3. Mai 1986 – Dhaulagiri Hochlager III – rund 7.000 m:
Unser Zelt steht in einer steilen Flanke und ist mit Seilen an Felsen verankert. Klaus, Peter und ich haben eine stürmische Nacht verbracht.Mit uns sind noch vier deutsche Bergsteiger im zweiten Zelt. Peter und Klaus klagen über Übelkeit und Darmprobleme, besonders Peter hat es arg erwischt. Er hatte sich schon gestern mit größter Überwindung ins Lager III heraufgeschunden.
Die letzten Wochen sind wir den Weg ins Lager III schon öfters gegangen, da wir drei meistens vorne dabei waren, um Lasten in die Hochlager zu tragen und die Lager einzurichten.
In der Früh will heute keine richtige Stimmung aufkommen. Durch die schlechte Verfassung der beiden ist unser Auftrieb auf ein Minimum gesunken, wo doch sonst in unserem Zelt immer gute Stimmung vorherrschte.
Als wir gegen 1/2 10 Uhr Stimmen hören, wissen wir, daß Günther, Sepp, Heinz, Müller und ein Sherpa von oben zurückkommen. Sie sind schwer gezeichnet von den Anstrengungen in der dünnen Luft und wir nehmen sie mit heißer Suppe und Tee in unserem Zelt in Empfang. Sie waren vor zwei Tagen vom Lager III aufgebrochen – das Wetter war gut – und in 3 1/2 Stunden erreichten sie Lager IV, deponierten dort das Zelt und gingen gleich weiter Richtung Gipfel. Am späten Nachmittag, in Gipfelnähe, überraschte sie ein wildes Gewitter. Günther und Sepp erreichten sehr spät den Gipfel. Beim Abstieg übernachteten sie zu fünft im kleinen Sturmzelt.
Für mich ist es jetzt das Schwierigste, zu entscheiden, ob ich mit Peter und Klaus absteigen oder doch noch einen Versuch ins Lager IV wagen soll. Bei Peter und Klaus steht fest, daß sie in ihrer Verfassung auf jeden Fall mit der Gipfelmannschaft absteigen werden.
Ich bin lange unschlüssig, bis sich Lutz und Willi, zwei deutsche Freunde, bereit erklären, mit mir aufzusteigen.
Der Weg von Lager III führt gleich über unserem Zelt durch eine steile, mit Felsen durchsetzte Eisflanke, zu einer zirka 80 – 100 m hohen, fast senkrechten Felswand, die mit alten Fixseilen versehen ist.

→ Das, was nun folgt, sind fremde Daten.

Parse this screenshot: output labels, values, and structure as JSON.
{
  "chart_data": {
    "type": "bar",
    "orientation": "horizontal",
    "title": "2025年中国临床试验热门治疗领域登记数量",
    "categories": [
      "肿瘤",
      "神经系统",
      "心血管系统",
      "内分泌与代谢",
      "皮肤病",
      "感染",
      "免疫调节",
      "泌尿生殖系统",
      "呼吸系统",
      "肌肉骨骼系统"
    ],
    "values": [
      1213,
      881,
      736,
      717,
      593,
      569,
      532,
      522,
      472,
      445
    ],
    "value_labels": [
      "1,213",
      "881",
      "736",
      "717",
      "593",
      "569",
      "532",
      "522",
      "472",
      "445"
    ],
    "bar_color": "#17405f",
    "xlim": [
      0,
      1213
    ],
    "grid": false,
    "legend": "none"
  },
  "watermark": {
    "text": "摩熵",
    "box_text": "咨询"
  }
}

Mit Steigeisen klettere ich den Steilaufschwung und ich muß meine ganze Konzentration aufbringen, um nicht versehentlich einen der stark beschädigten Seilreste zu verwenden. Trotz meiner mir langsam scheinenden Bewegungen erreiche ich nach zirka 1 1/2 Stunden diesen Felsaufschwung. Von hier zieht ein steiler Firngrat hinauf zum vorgesehenen Lager IV. Der Abstand zwischen mir und meinen 2 Freunden wird immer größer, und ich mache mir schon Gedanken, ob sie vor Einbruch der Dunkelheit Lager IV noch erreichen können.

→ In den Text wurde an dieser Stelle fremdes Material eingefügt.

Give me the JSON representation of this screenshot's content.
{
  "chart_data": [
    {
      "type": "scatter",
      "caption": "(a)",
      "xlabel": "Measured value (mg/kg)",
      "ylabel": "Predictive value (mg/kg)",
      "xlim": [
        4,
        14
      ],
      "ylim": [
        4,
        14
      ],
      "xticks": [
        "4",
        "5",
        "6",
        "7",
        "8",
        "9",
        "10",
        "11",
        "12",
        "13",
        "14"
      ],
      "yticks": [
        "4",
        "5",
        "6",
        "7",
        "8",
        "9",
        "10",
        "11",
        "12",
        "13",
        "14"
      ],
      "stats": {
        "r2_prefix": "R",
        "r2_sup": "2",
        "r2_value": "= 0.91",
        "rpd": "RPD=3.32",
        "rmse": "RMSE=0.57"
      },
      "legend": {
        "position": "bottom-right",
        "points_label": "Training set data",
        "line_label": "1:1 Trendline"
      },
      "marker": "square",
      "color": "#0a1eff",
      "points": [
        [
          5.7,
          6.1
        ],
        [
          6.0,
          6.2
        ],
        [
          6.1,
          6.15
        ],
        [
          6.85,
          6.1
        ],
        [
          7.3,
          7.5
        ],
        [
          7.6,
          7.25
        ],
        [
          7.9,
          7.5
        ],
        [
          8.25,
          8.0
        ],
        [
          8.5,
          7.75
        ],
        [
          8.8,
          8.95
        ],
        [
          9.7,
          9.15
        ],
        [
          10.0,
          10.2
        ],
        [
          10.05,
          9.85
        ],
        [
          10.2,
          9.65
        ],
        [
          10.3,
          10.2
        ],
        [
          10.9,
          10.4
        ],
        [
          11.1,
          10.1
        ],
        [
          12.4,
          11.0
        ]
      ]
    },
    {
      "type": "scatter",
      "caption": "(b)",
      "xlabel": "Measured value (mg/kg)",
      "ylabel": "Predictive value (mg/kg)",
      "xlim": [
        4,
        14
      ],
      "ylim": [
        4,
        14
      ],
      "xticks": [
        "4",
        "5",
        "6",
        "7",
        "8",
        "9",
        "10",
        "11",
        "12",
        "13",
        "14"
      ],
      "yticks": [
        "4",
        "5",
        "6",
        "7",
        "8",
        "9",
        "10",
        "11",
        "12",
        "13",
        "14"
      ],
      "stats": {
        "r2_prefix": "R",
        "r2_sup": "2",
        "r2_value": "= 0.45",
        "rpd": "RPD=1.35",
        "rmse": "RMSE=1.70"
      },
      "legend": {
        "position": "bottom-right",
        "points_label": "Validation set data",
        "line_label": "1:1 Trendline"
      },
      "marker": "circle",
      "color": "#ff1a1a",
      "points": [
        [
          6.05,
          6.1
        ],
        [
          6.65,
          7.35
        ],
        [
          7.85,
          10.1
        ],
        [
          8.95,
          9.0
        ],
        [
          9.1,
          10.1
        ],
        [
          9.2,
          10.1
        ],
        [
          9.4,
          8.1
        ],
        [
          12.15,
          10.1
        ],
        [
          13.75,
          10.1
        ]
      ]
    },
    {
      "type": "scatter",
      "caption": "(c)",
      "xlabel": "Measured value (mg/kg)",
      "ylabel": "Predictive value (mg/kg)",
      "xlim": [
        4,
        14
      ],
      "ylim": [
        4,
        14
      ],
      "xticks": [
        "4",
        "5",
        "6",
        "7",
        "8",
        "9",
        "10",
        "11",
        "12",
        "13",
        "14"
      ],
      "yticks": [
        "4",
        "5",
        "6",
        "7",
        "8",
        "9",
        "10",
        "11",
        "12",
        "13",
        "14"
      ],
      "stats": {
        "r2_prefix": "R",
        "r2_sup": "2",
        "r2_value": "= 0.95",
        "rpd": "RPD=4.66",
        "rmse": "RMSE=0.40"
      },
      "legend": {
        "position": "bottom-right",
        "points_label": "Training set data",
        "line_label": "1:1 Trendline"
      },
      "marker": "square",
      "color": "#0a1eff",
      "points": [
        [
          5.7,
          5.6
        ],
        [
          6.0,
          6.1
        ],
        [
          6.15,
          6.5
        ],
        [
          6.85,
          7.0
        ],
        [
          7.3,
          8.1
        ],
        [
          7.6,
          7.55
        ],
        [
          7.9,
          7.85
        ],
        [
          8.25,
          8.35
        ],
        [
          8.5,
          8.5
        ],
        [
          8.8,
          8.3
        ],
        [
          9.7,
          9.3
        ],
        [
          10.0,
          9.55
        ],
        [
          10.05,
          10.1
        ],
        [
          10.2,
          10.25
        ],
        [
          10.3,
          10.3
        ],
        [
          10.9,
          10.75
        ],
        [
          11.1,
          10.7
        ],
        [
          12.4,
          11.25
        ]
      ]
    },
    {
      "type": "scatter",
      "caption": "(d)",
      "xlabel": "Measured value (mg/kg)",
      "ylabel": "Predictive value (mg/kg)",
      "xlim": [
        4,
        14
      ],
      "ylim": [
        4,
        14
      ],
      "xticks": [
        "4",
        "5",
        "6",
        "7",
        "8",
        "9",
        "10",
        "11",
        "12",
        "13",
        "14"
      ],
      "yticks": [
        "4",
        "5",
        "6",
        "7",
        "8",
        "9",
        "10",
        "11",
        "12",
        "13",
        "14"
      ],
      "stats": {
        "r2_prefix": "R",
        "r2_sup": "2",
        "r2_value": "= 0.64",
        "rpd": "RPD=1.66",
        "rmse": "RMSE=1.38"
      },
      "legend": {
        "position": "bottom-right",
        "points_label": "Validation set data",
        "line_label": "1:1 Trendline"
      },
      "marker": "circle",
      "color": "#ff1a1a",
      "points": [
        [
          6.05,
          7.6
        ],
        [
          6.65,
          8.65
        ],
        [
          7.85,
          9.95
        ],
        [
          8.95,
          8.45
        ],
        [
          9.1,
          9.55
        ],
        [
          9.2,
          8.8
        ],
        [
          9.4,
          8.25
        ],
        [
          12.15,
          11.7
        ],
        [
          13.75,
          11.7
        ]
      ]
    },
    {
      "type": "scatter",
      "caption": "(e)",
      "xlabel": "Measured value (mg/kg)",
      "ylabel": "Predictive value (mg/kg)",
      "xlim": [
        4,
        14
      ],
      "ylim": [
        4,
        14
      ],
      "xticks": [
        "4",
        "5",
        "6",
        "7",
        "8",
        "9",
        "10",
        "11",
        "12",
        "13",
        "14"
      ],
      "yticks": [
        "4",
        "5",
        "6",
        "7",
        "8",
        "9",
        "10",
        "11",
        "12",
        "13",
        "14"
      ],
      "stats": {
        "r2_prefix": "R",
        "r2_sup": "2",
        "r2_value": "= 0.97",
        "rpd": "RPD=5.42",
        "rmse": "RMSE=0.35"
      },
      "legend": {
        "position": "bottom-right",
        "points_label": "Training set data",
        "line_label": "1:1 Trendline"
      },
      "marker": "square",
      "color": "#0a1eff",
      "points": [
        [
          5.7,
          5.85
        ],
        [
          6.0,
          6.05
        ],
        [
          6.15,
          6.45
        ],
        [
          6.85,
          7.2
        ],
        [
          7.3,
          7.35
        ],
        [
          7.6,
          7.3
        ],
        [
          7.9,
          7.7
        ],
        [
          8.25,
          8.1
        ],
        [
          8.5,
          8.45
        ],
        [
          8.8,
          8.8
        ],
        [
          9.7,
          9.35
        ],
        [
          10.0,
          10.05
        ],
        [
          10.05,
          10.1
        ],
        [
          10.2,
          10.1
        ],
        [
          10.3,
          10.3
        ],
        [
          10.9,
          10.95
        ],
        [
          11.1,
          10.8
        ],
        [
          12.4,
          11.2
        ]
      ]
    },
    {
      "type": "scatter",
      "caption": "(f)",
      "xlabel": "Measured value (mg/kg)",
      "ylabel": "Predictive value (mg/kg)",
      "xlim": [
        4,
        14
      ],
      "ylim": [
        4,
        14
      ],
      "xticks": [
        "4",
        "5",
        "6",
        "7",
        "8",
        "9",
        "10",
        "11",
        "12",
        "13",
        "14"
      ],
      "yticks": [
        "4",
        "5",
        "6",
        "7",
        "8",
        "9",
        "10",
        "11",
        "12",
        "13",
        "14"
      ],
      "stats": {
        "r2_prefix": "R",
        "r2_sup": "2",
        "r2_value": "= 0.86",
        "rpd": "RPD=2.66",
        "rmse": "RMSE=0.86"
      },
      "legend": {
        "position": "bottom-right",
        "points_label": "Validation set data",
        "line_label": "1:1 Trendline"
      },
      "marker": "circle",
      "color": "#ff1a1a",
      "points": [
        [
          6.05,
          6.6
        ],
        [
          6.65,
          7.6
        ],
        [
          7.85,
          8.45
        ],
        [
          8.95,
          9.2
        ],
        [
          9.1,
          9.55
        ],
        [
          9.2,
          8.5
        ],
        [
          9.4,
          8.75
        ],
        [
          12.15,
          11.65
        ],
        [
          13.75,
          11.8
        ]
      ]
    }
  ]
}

Der Blick von hier oben ist überwältigend: Im Osten die Anapurna und die umliegenden Siebentausener, und im Norden kann man schon das Hochland von Tibet sehen. Als es am späten Nachmittag zu schneien beginnt, erreiche ich das Zelt von Lager IV. Es ist nicht aufgestellt, sondern nur zusammengelegt und mit einer Steinplatte beschwert. Reste von früheren Expeditionen sind hier noch zu finden, und ich beginne gleich eine einigermaßen ebene Fläche freizupickeln. Das Aufstellen des Zeltes allein macht mir große Schwierigkeiten, der Wind peitscht mir den Schnee ins Gesicht und ich habe Mühe, das Zelt zu halten. Nach einiger Zeit gelingt es mir, das Zelt zu fixieren, und ich beginne gleich damit, Schnee zu schmelzen. Willi und Lutz kommen total erschöpft bei Einbruch der Dunkelheit und sind froh, daß das Lager fertig ist. So gut es geht, richte ich es im Zelt gemütlich ein.

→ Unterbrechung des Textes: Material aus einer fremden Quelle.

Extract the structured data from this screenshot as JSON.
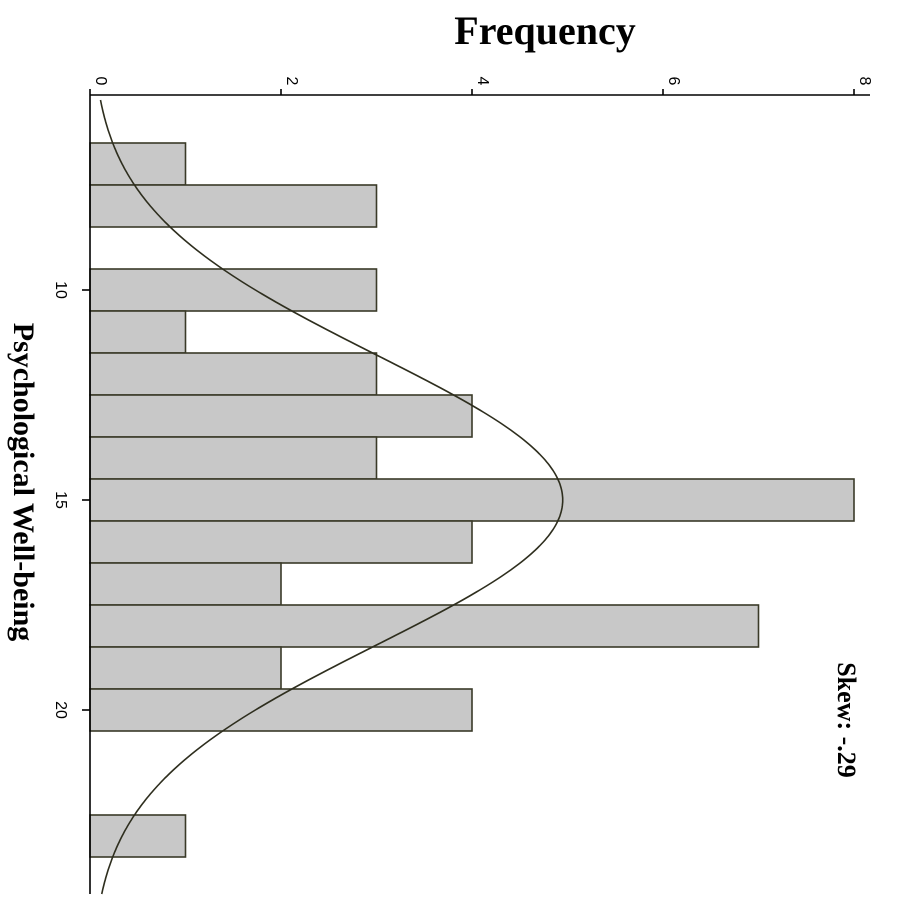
{
  "chart_data": {
    "type": "bar",
    "orientation": "rotated-90-clockwise",
    "xlabel": "Psychological Well-being",
    "ylabel": "Frequency",
    "annotation": "Skew: -.29",
    "x_ticks": [
      10,
      15,
      20
    ],
    "y_ticks": [
      0,
      2,
      4,
      6,
      8
    ],
    "ylim": [
      0,
      8.2
    ],
    "bin_width": 1,
    "bins": [
      {
        "x": 7,
        "count": 1
      },
      {
        "x": 8,
        "count": 3
      },
      {
        "x": 9,
        "count": 0
      },
      {
        "x": 10,
        "count": 3
      },
      {
        "x": 11,
        "count": 1
      },
      {
        "x": 12,
        "count": 3
      },
      {
        "x": 13,
        "count": 4
      },
      {
        "x": 14,
        "count": 3
      },
      {
        "x": 15,
        "count": 8
      },
      {
        "x": 16,
        "count": 4
      },
      {
        "x": 17,
        "count": 2
      },
      {
        "x": 18,
        "count": 7
      },
      {
        "x": 19,
        "count": 2
      },
      {
        "x": 20,
        "count": 4
      },
      {
        "x": 21,
        "count": 0
      },
      {
        "x": 22,
        "count": 0
      },
      {
        "x": 23,
        "count": 1
      }
    ],
    "normal_curve": {
      "mean": 15.0,
      "sd": 3.45,
      "peak_frequency": 4.95
    },
    "grid": false,
    "colors": {
      "bar_fill": "#c8c8c8",
      "bar_stroke": "#3a3a28",
      "curve": "#2e2e1e",
      "axis": "#000000"
    }
  }
}
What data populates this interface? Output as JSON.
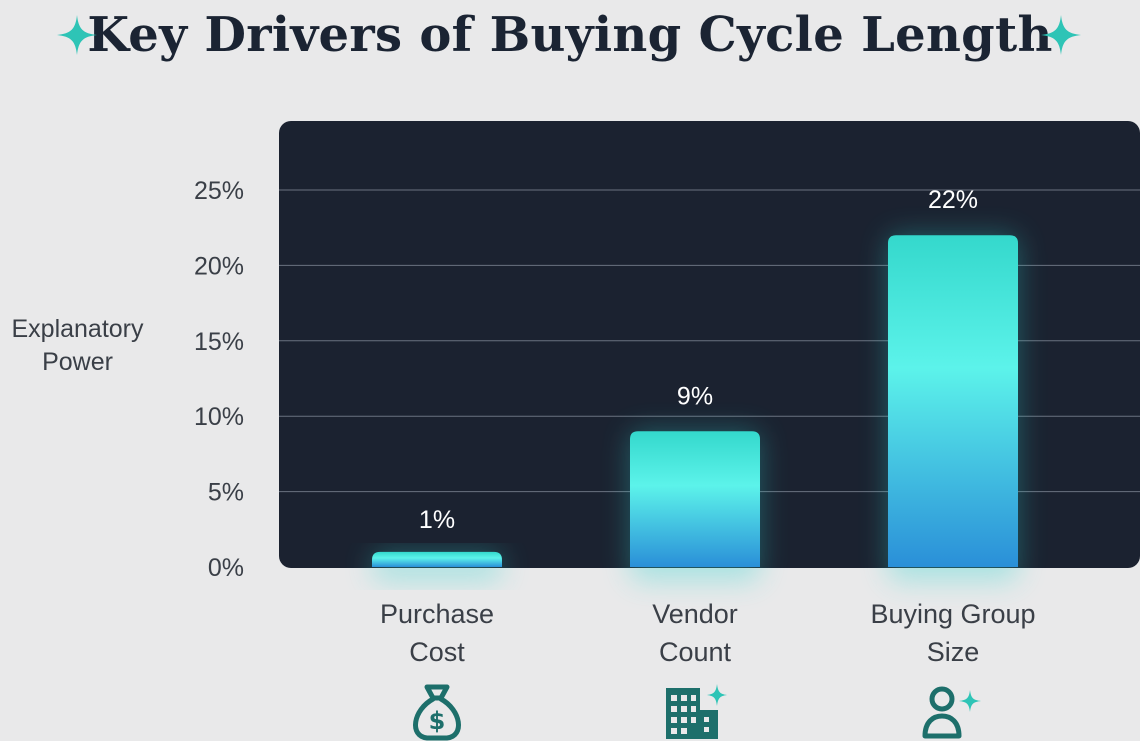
{
  "title": "Key Drivers of Buying Cycle Length",
  "icons": {
    "title_left": "sparkle-icon",
    "title_right": "sparkle-icon",
    "categories": [
      "money-bag-icon",
      "building-sparkle-icon",
      "user-sparkle-icon"
    ]
  },
  "colors": {
    "background": "#e9e9ea",
    "panel": "#1b2230",
    "title": "#1b2433",
    "accent": "#2ec4b6",
    "bar_top": "#45e3e5",
    "bar_bottom": "#2a90d8",
    "icon": "#1d6f6b"
  },
  "chart_data": {
    "type": "bar",
    "title": "Key Drivers of Buying Cycle Length",
    "ylabel": "Explanatory\nPower",
    "xlabel": "",
    "categories": [
      "Purchase\nCost",
      "Vendor\nCount",
      "Buying Group\nSize"
    ],
    "values": [
      1,
      9,
      22
    ],
    "data_labels": [
      "1%",
      "9%",
      "22%"
    ],
    "ylim": [
      0,
      25
    ],
    "yticks": [
      0,
      5,
      10,
      15,
      20,
      25
    ],
    "ytick_labels": [
      "0%",
      "5%",
      "10%",
      "15%",
      "20%",
      "25%"
    ],
    "grid": true
  }
}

Inzwischen wird das Wetter immer schlechter und der Wind nimmt orkanartige Stärke an, sodaß Lutz nochmals vor das Zelt muß, um die Verankerungen zu kontrollieren. An Schlaf ist nicht zu denken. Wir stemmen uns alle drei gegen die Windseite und sind jeden Moment darauf gefaßt, daß das Zelt dem Sturm nicht standhält. Von uns dreien denkt keiner mehr an einen weiteren Aufstieg Richtung Gipfel, vielmehr machen wir uns Gedanken, wie wir bei diesem Sturm den Rückweg schaffen werden.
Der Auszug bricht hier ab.